The Riccati equation $$A X E^T + E X A^T - \left(E X C^T + S^T\right) R^{-1} \left(C X E^T + S\right) + B B^T = 0$$ can be written as $$\left(A - S^T R^{-1} C\right) X E^T + E X \left(A - S^T R^{-1} C\right)^T - E X C^T R^{-1} C X E^T + \left(B B^T - S^T R^{-1} S\right) = 0.$$ Therefore, the substitution

$$ \begin{align*} A & \to A - S^T R^{-1} C, \\ B B^T & \to B B^T - S^T R^{-1} S, \\ S & \to 0, \end{align*} $$

leads to an equivalent Riccati equation. The matrix $A - S^T R^{-1} C$ can be represented using a LowRankUpdatedOperator.
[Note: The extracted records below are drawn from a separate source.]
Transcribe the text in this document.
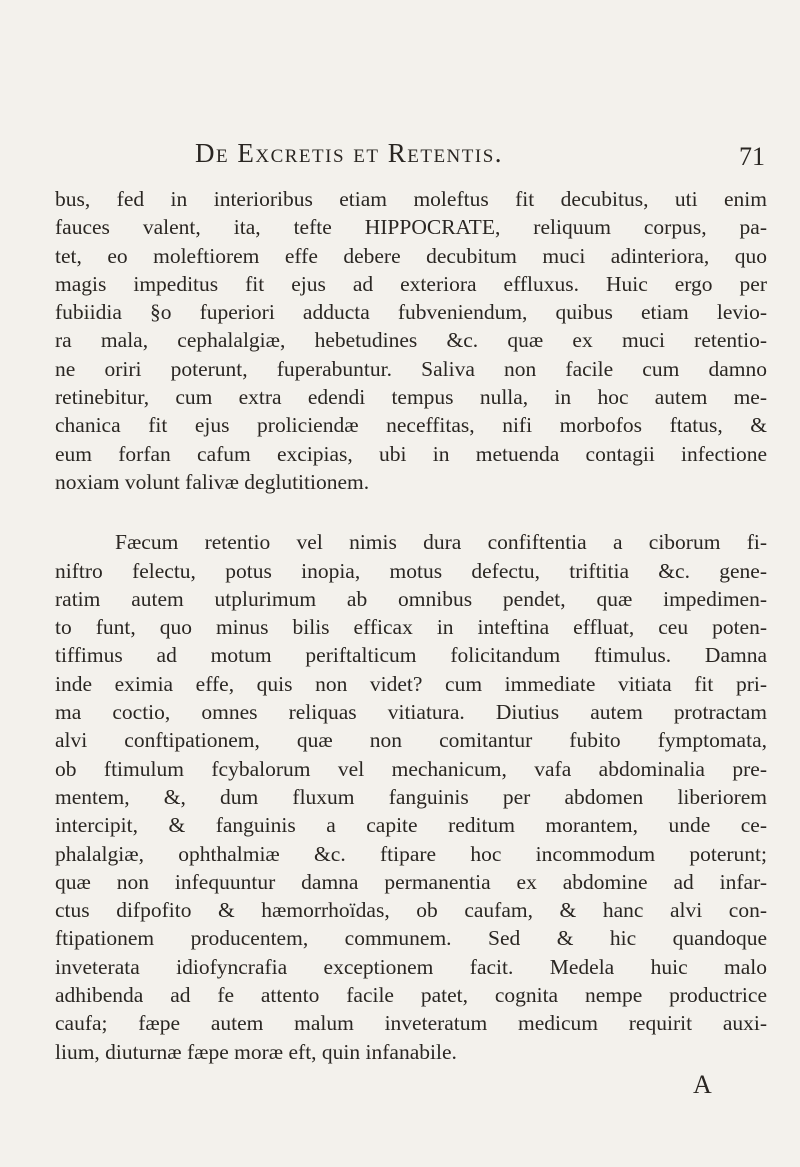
De Excretis et Retentis.	71
bus, fed in interioribus etiam moleftus fit decubitus, uti enim
fauces valent, ita, tefte HIPPOCRATE, reliquum corpus, pa-
tet, eo moleftiorem effe debere decubitum muci adinteriora, quo
magis impeditus fit ejus ad exteriora effluxus. Huic ergo per
fubiidia §o fuperiori adducta fubveniendum, quibus etiam levio-
ra mala, cephalalgiæ, hebetudines &c. quæ ex muci retentio-
ne oriri poterunt, fuperabuntur. Saliva non facile cum damno
retinebitur, cum extra edendi tempus nulla, in hoc autem me-
chanica fit ejus proliciendæ neceffitas, nifi morbofos ftatus, &
eum forfan cafum excipias, ubi in metuenda contagii infectione
noxiam volunt falivæ deglutitionem.
Fæcum retentio vel nimis dura confiftentia a ciborum fi-
niftro felectu, potus inopia, motus defectu, triftitia &c. gene-
ratim autem utplurimum ab omnibus pendet, quæ impedimen-
to funt, quo minus bilis efficax in inteftina effluat, ceu poten-
tiffimus ad motum periftalticum folicitandum ftimulus. Damna
inde eximia effe, quis non videt? cum immediate vitiata fit pri-
ma coctio, omnes reliquas vitiatura. Diutius autem protractam
alvi conftipationem, quæ non comitantur fubito fymptomata,
ob ftimulum fcybalorum vel mechanicum, vafa abdominalia pre-
mentem, &, dum fluxum fanguinis per abdomen liberiorem
intercipit, & fanguinis a capite reditum morantem, unde ce-
phalalgiæ, ophthalmiæ &c. ftipare hoc incommodum poterunt;
quæ non infequuntur damna permanentia ex abdomine ad infar-
ctus difpofito & hæmorrhoïdas, ob caufam, & hanc alvi con-
ftipationem producentem, communem. Sed & hic quandoque
inveterata idiofyncrafia exceptionem facit. Medela huic malo
adhibenda ad fe attento facile patet, cognita nempe productrice
caufa; fæpe autem malum inveteratum medicum requirit auxi-
lium, diuturnæ fæpe moræ eft, quin infanabile.
A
The matrix $B B^T - S^T R^{-1} S$ can be written as

$$ \begin{bmatrix} B & S^T \end{bmatrix} \begin{bmatrix} I & 0 \\ 0 & -R^{-1} \end{bmatrix} \begin{bmatrix} B & S^T \end{bmatrix}^T, $$

so computing the SVD of $[B \ S^T] = U \Sigma V^T$ and the Cholesky decomposition of

$$ \Sigma V^T \begin{bmatrix} I & 0 \\ 0 & -R^{-1} \end{bmatrix} V \Sigma $$

could lead to an updated (low-rank) factorization.

[drittelhacker]

The last step could be tricky, as I assume R is positive definite and thus the central matrix is indefinite. However, all algorithms in pymess can be formulated for $LDL^T$ respecting this indefiniteness. So maybe this is worth a feature request upstream, if $LDL^T$ is not yet supported there.